When I first got involved in the breed, the size of Tibetan Mastiffs varied greatly.  Just look at my first two dogs: Blaze was a heavily coated 85-pound beauty queen and Magnus was a short coated 190-pound gargantuan.  That summed up the breed variety pretty well.  Here we are some 25 years later, and not much has changed.  Sure, the overall quality of the breed has probably advanced a bit; improved joint and movement quality with extra wrinkles and fur, but the dogs still range greatly in size.  Same old same old.  Perhaps, Magnus’s genes still had value.
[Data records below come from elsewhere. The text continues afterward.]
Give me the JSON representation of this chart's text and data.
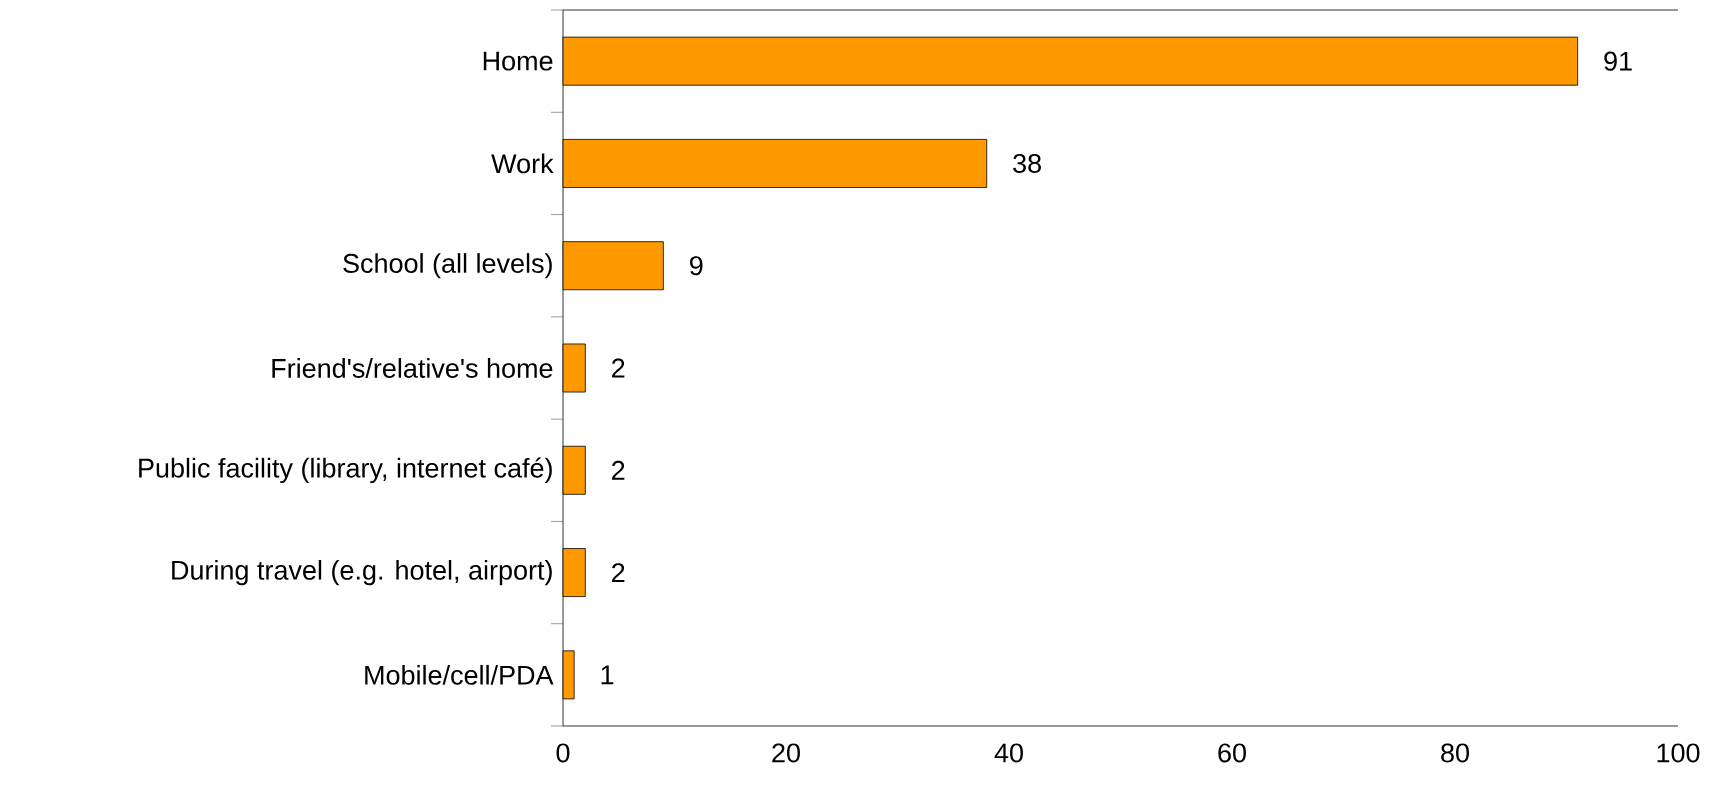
{
  "chart_data": {
    "type": "bar",
    "orientation": "horizontal",
    "categories": [
      "Home",
      "Work",
      "School (all levels)",
      "Friend's/relative's home",
      "Public facility (library, internet café)",
      "During travel (e.g. hotel, airport)",
      "Mobile/cell/PDA"
    ],
    "values": [
      91,
      38,
      9,
      2,
      2,
      2,
      1
    ],
    "color": "#ff9900",
    "xlim": [
      0,
      100
    ],
    "xticks": [
      0,
      20,
      40,
      60,
      80,
      100
    ],
    "data_labels": true
  }
}
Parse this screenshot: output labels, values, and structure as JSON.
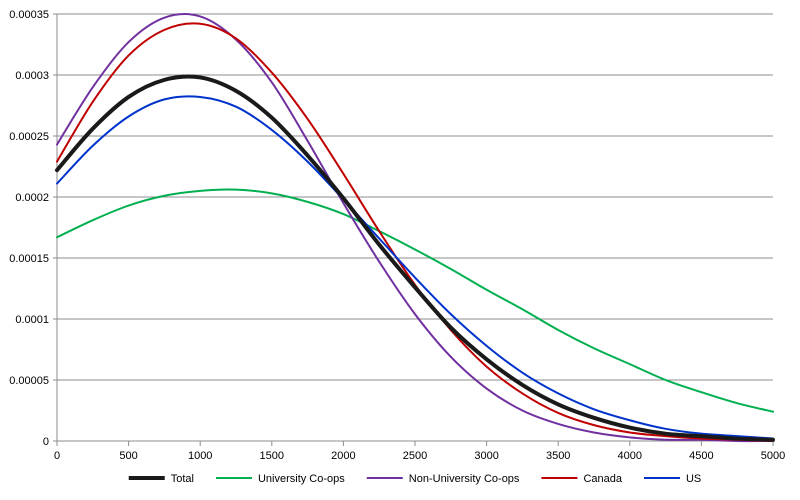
{
  "chart_data": {
    "type": "line",
    "title": "",
    "xlabel": "",
    "ylabel": "",
    "xlim": [
      0,
      5000
    ],
    "ylim": [
      0,
      0.00035
    ],
    "x_ticks": [
      "0",
      "500",
      "1000",
      "1500",
      "2000",
      "2500",
      "3000",
      "3500",
      "4000",
      "4500",
      "5000"
    ],
    "y_ticks": [
      "0",
      "0.00005",
      "0.0001",
      "0.00015",
      "0.0002",
      "0.00025",
      "0.0003",
      "0.00035"
    ],
    "grid": "horizontal",
    "legend_position": "bottom",
    "x": [
      0,
      250,
      500,
      750,
      1000,
      1250,
      1500,
      1750,
      2000,
      2250,
      2500,
      2750,
      3000,
      3250,
      3500,
      3750,
      4000,
      4250,
      4500,
      4750,
      5000
    ],
    "series": [
      {
        "name": "Total",
        "color": "#1a1a1a",
        "bold": true,
        "values": [
          0.000222,
          0.000256,
          0.000282,
          0.000296,
          0.000298,
          0.000287,
          0.000265,
          0.000234,
          0.000199,
          0.000161,
          0.000126,
          9.3e-05,
          6.7e-05,
          4.6e-05,
          3e-05,
          1.9e-05,
          1.1e-05,
          6e-06,
          4e-06,
          2e-06,
          1e-06
        ]
      },
      {
        "name": "University Co-ops",
        "color": "#00b050",
        "values": [
          0.000167,
          0.000181,
          0.000193,
          0.000201,
          0.000205,
          0.000206,
          0.000203,
          0.000196,
          0.000186,
          0.000172,
          0.000157,
          0.000141,
          0.000124,
          0.000108,
          9.1e-05,
          7.6e-05,
          6.3e-05,
          5e-05,
          4e-05,
          3.1e-05,
          2.4e-05
        ]
      },
      {
        "name": "Non-University Co-ops",
        "color": "#7030a0",
        "values": [
          0.000243,
          0.00029,
          0.000327,
          0.000347,
          0.000348,
          0.000329,
          0.000294,
          0.000246,
          0.000195,
          0.000147,
          0.000104,
          6.9e-05,
          4.3e-05,
          2.5e-05,
          1.4e-05,
          7e-06,
          3e-06,
          1e-06,
          1e-06,
          0,
          0
        ]
      },
      {
        "name": "Canada",
        "color": "#c00000",
        "values": [
          0.000229,
          0.000278,
          0.000316,
          0.000337,
          0.000342,
          0.00033,
          0.000302,
          0.000264,
          0.000219,
          0.000172,
          0.000128,
          9.1e-05,
          6.1e-05,
          3.9e-05,
          2.3e-05,
          1.3e-05,
          7e-06,
          4e-06,
          2e-06,
          1e-06,
          0
        ]
      },
      {
        "name": "US",
        "color": "#0033cc",
        "values": [
          0.000211,
          0.000242,
          0.000266,
          0.00028,
          0.000282,
          0.000274,
          0.000255,
          0.000229,
          0.000198,
          0.000166,
          0.000134,
          0.000104,
          7.8e-05,
          5.6e-05,
          3.9e-05,
          2.6e-05,
          1.7e-05,
          1e-05,
          6e-06,
          4e-06,
          2e-06
        ]
      }
    ]
  }
}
I called the sperm bank and verified that I hadn’t paid for upkeep in many years.  I sheepishly inquired about restitution.  Turns out, I needed to break the piggy bank to get my account up to date and find out the status of my cache.  Fortunately, there were 8 well-kept vials ready to give my dream a chance.  Unfortunately, dog breeding is highly unpredictable. 

By the time my friend and I got our act together, the female my friend had in mind had gone out of heat.  This breeding was put on hold for a full year.  Fast forward to today; that year has passed, and that female is in her fall estrus once again.

Pictured above is 6-year-old, Rocky Mountain Charlotte, AKA Lottie.  Her color is Gold Sable, just like Sindred, but her gold color is a bit lighter.  Lottie is a tall drink of water that will bring rear structure and coat quality to the party.  Again, Magnus will provide gargantuousness and his polite temperament.  This breeding is considered an “outcross.”  There is almost no overlap in their pedigrees until you reach back 5 or so generations.  This may produce a wider variety of outcomes than a breeding where genes are more shared, but it is a worthy roll of the dice.

Of course, Lottie’s ancestors are not lightweights.  She descends down two lines from champions Queen of Eden and Loki.  For the record, Loki is the son of Darth, Nika’s brother, and his great grandparents include both Simba and Lady; Magnus’s parents.  There’s the overlap.